Determination of the elastic properties at high pressure without pressure scale

Pressure and temperature are the key parameters for determining the physical properties of earth materials in the interior of the Earth. In many laboratory studies, the determination of pressure requires pressure-standards , for example, NaCl, Au, or Pt. Recent evidence from the phase boundaries of perovskite-forming reactions suggests that the equations of state for these materials may be in error by as much as 10%. Ultrasonic-base laboratory studies to determine elasticity require measurement of P and S-wave travel times, density and length of sample at the experimental conditions. Combining in-situ X-radiation and ultrasonic measurements, now it is possible to collect all of these parameters simultaneously and directly. This enables pressure scale-free measurements of the equation of state of the sample using a parameterization such as the Birch-Murnaghan equation of state.
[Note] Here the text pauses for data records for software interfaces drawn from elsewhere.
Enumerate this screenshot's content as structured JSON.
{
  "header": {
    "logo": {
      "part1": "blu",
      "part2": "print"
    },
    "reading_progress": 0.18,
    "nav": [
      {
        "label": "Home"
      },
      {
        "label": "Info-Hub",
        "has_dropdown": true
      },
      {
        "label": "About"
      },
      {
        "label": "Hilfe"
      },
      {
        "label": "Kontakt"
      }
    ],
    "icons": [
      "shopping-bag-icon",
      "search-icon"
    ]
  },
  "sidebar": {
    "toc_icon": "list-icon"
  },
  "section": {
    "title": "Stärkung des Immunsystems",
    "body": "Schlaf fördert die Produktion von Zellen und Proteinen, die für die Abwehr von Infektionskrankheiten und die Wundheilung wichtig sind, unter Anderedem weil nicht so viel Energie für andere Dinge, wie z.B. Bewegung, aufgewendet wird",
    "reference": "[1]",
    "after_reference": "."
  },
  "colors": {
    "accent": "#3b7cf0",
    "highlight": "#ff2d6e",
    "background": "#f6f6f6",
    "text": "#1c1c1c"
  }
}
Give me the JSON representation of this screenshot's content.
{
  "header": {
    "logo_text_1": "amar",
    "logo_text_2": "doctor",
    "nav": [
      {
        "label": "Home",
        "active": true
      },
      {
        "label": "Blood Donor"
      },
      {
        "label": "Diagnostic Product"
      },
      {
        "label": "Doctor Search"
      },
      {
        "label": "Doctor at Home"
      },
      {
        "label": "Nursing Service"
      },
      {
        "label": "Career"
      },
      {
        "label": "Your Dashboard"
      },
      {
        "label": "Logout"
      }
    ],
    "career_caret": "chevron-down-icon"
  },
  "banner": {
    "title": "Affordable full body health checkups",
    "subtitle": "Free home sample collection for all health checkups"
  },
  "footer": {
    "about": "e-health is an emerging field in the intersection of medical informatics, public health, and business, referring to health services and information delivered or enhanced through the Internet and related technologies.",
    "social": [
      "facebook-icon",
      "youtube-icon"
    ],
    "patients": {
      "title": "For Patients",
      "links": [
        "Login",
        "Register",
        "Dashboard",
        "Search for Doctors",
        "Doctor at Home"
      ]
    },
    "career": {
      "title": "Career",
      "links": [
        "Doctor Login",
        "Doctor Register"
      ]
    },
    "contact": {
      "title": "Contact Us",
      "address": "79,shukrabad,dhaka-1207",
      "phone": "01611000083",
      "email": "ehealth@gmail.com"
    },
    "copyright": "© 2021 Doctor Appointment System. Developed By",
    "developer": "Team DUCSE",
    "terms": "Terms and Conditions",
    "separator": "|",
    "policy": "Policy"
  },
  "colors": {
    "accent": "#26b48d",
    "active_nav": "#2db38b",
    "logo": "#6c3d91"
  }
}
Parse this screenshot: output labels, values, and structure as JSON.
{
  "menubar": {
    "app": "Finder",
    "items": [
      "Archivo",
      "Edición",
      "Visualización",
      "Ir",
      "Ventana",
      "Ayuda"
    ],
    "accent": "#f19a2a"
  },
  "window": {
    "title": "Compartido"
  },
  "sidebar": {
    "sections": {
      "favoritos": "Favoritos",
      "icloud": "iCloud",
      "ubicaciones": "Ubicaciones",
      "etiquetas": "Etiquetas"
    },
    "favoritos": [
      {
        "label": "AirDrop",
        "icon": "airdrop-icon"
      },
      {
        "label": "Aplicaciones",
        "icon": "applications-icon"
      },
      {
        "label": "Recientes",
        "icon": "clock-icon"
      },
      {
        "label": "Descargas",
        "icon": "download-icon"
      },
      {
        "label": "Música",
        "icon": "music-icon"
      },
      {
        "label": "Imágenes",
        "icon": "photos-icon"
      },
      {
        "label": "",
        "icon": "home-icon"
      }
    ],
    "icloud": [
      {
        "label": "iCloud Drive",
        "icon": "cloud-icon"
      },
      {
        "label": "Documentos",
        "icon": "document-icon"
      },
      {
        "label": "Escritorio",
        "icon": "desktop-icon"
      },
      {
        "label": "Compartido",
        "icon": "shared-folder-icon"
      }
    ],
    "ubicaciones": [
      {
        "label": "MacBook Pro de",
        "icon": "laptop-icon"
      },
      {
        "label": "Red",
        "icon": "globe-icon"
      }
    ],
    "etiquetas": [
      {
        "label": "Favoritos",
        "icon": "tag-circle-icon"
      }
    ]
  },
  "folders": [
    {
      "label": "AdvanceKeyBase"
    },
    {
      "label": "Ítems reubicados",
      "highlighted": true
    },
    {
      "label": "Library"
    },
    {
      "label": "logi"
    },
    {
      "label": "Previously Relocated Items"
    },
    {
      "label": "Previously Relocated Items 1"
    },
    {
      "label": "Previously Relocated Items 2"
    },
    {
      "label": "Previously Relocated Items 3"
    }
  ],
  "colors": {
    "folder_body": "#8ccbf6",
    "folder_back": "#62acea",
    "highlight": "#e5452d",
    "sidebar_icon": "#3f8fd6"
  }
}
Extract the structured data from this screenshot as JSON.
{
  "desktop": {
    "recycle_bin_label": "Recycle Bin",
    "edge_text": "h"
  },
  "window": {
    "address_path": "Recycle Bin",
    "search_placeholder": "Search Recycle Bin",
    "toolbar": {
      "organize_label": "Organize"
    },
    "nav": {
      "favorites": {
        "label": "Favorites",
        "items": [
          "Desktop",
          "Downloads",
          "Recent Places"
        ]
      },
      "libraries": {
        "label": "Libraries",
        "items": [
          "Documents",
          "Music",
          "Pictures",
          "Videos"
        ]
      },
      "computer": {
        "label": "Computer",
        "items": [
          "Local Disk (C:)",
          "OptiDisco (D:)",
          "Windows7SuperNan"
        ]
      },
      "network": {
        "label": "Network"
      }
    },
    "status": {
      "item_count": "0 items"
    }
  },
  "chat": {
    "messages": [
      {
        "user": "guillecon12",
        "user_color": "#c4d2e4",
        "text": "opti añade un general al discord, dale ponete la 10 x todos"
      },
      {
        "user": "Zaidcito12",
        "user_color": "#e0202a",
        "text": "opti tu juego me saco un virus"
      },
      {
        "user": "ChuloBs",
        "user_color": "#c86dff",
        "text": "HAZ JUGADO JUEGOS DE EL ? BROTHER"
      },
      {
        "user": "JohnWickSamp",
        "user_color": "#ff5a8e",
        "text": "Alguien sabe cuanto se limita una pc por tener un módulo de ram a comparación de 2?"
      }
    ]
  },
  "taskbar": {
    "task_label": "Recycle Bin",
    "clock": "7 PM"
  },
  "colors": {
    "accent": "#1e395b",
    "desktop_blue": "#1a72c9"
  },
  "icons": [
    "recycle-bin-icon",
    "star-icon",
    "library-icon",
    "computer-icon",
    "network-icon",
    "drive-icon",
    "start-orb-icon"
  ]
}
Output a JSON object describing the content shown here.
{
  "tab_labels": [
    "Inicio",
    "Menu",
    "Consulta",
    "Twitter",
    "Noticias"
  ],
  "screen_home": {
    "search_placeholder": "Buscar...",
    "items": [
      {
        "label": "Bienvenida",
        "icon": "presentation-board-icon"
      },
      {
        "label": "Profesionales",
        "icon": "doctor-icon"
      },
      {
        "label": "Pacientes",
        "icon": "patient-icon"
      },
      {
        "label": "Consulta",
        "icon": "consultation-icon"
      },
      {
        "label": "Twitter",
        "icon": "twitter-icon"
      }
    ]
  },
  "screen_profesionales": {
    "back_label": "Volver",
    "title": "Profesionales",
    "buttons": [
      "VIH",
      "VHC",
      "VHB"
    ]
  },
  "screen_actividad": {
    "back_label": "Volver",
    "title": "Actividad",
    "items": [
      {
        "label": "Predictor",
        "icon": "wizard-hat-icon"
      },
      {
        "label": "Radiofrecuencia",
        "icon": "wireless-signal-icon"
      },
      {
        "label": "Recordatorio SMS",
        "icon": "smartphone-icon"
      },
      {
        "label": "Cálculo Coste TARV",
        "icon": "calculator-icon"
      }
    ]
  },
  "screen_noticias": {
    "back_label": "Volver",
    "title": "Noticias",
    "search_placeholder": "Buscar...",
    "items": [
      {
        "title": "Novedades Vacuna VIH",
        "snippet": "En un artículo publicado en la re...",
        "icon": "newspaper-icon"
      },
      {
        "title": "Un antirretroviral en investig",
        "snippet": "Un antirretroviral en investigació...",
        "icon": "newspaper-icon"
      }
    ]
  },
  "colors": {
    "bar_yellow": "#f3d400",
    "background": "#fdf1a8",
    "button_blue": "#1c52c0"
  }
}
In addition, pressure at the experimental condition is defined by the sample X-ray volume. Therefore, this technique can be used to re-determine the equations of state for cohabitating pressure standards. We report elasticity data for ferropericlase (Mg,Fe)O with 17 mol% Fe, a potential mantle composition. The ultrasonic velocities have been measured at high pressure and the equation of state has been determined using the pressure-scale free method. Compared with MgO, the bulk modulus and its pressure derivative of (Mg,Fe)O are comparable. But the shear modulus and pressure derivative have been reduced. The pressure suggested by the sample is higher by more than 10% than that calculated from the coexisting NaCl using the Decker pressure scale.